As we know, last Friday the Supreme Court issued its judgment to the effect that the proposed method to ratify the Comprehensive Economic Trade Agreement, CETA, between EU and Canada was unconstitutional. In short it ruled that CETA cannot be approved by the Dáil under Article 29.5.2° of the Constitution. The Joint Committee on European Union Affairs considered this agreement in detail. My view was that Ireland had nothing to fear from the investor court system. There seemed to be much scaremongering in this regard, including exaggerated claims concerning the so-called "chill effect". I also believe it would not be practicable to renegotiate this agreement, involving as it would the European Commission and Canada as well as all 27 EU member states in respect of their ratification procedures.

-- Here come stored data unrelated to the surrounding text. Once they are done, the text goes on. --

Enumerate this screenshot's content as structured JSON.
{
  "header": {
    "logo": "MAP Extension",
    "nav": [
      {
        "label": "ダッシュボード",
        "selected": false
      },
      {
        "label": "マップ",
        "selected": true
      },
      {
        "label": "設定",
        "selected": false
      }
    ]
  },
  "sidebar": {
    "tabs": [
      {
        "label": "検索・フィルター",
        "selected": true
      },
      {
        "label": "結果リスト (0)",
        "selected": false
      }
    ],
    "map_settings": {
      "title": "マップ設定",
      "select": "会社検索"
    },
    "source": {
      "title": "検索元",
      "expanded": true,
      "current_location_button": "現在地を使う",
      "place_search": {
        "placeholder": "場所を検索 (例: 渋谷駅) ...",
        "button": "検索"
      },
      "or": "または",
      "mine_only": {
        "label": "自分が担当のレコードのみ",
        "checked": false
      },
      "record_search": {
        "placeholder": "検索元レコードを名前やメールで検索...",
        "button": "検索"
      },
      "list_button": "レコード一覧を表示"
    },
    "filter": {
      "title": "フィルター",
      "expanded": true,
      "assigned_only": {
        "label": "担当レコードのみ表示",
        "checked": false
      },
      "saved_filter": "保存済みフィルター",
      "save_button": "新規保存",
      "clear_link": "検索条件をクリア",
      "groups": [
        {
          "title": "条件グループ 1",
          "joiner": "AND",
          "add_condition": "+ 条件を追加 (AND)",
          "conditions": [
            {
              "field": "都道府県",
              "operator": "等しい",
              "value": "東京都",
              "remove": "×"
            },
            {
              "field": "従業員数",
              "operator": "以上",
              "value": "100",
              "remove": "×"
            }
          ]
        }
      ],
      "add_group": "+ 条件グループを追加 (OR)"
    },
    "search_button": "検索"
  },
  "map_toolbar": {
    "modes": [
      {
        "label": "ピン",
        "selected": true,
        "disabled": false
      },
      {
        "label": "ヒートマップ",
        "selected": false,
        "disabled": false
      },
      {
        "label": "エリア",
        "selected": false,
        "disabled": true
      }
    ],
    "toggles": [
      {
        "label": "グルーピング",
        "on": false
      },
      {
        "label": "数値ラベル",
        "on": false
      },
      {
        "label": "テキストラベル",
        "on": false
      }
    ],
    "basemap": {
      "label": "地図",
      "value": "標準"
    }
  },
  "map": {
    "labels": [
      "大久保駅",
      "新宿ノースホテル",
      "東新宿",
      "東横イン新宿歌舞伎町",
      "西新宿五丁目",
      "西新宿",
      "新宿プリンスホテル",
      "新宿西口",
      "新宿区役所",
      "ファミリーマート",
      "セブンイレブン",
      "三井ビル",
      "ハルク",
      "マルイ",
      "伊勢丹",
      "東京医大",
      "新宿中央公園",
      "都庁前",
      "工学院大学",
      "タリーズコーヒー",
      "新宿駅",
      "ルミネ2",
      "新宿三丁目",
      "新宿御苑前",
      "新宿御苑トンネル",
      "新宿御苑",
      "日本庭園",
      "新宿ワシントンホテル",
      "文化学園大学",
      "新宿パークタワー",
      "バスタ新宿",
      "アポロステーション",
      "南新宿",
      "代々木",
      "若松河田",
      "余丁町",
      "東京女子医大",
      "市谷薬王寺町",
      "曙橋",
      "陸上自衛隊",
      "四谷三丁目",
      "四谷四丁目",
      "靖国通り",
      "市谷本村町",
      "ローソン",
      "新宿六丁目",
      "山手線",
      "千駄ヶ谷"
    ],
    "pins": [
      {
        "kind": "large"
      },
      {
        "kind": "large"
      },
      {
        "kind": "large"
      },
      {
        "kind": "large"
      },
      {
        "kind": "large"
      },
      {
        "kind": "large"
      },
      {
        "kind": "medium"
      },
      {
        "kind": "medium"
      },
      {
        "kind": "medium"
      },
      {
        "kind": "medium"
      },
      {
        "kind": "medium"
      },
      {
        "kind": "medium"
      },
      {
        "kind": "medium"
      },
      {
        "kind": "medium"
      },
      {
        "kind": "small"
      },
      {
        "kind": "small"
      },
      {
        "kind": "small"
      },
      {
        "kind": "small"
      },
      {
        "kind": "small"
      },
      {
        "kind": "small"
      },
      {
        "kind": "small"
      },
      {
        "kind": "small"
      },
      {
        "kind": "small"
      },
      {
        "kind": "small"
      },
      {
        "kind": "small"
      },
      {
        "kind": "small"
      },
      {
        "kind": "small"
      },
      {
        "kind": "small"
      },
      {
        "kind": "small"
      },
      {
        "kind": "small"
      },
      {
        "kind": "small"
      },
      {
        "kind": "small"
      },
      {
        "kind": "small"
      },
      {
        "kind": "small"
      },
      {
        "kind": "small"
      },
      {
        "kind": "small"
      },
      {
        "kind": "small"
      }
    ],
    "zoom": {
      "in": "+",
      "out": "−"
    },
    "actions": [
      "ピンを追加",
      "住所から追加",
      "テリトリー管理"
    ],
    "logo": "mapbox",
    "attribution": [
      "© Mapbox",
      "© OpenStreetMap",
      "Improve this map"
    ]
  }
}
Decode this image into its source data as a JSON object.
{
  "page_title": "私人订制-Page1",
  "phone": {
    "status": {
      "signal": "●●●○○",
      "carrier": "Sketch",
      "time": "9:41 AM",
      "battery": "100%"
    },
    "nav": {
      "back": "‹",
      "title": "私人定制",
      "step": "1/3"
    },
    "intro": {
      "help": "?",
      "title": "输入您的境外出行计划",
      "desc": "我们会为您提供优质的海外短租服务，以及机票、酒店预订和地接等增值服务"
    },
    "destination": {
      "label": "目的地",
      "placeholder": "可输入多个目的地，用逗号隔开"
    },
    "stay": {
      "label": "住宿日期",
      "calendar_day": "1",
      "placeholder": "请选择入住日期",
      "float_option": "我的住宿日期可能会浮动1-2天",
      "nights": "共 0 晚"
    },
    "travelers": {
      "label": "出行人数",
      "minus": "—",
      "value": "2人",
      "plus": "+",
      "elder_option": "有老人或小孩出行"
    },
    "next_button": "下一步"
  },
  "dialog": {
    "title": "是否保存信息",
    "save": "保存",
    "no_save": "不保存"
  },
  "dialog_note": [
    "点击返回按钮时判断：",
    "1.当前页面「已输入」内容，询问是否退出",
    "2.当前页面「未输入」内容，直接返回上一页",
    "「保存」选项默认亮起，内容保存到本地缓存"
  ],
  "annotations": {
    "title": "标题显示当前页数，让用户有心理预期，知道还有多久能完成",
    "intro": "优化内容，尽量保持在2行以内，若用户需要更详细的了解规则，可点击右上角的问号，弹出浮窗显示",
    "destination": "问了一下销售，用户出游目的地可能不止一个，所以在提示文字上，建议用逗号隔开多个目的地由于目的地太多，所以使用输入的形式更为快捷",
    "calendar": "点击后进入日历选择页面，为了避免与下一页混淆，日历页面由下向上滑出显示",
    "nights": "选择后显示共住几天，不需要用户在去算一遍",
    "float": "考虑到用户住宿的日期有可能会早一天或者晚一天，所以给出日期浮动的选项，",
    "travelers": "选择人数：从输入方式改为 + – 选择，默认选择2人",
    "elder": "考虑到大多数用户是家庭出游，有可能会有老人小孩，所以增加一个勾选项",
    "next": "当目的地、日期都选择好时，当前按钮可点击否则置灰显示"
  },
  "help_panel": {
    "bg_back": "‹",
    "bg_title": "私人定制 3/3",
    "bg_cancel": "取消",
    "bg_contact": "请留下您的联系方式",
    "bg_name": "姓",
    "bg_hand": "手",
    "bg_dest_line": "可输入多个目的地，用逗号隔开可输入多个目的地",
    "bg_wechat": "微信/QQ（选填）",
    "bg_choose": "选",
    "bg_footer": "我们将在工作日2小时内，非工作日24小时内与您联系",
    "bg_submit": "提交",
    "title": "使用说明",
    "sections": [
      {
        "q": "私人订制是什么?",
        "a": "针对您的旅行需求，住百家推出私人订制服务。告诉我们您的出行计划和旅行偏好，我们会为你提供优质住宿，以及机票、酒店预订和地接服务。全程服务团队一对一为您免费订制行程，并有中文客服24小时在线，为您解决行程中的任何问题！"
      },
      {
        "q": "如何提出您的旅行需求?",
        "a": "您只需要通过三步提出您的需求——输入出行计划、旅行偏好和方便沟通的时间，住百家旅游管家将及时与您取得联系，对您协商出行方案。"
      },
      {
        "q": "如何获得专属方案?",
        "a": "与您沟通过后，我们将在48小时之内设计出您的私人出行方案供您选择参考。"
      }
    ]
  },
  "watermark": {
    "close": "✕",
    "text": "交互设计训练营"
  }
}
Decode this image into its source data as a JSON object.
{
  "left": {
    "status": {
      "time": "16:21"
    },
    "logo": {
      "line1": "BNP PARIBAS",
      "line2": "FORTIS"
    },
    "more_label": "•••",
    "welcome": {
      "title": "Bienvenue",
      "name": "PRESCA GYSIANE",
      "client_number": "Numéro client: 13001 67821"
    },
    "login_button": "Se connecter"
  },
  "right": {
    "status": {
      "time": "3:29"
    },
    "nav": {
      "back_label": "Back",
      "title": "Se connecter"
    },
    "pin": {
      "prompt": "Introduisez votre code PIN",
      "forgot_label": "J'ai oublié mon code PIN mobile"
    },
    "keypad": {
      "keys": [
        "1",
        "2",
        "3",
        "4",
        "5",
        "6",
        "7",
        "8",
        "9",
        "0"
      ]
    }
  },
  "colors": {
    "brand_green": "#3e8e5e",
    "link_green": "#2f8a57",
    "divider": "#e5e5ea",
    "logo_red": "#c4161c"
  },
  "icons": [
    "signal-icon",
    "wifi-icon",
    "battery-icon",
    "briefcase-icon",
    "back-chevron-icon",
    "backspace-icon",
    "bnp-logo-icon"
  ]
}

Free trade is good for this country as a small open economy. The judgment indicates that a referendum on the agreement is not a legal requirement for ratification. In these circumstances I do not believe we should have one. It seems to me that a way forward is to change arbitration legislation in order that the High Court has powers to decline to give effect to decisions of the CETA tribunal where they are seen to compromise the constitutional identity of State or obligations to legislate for EU law.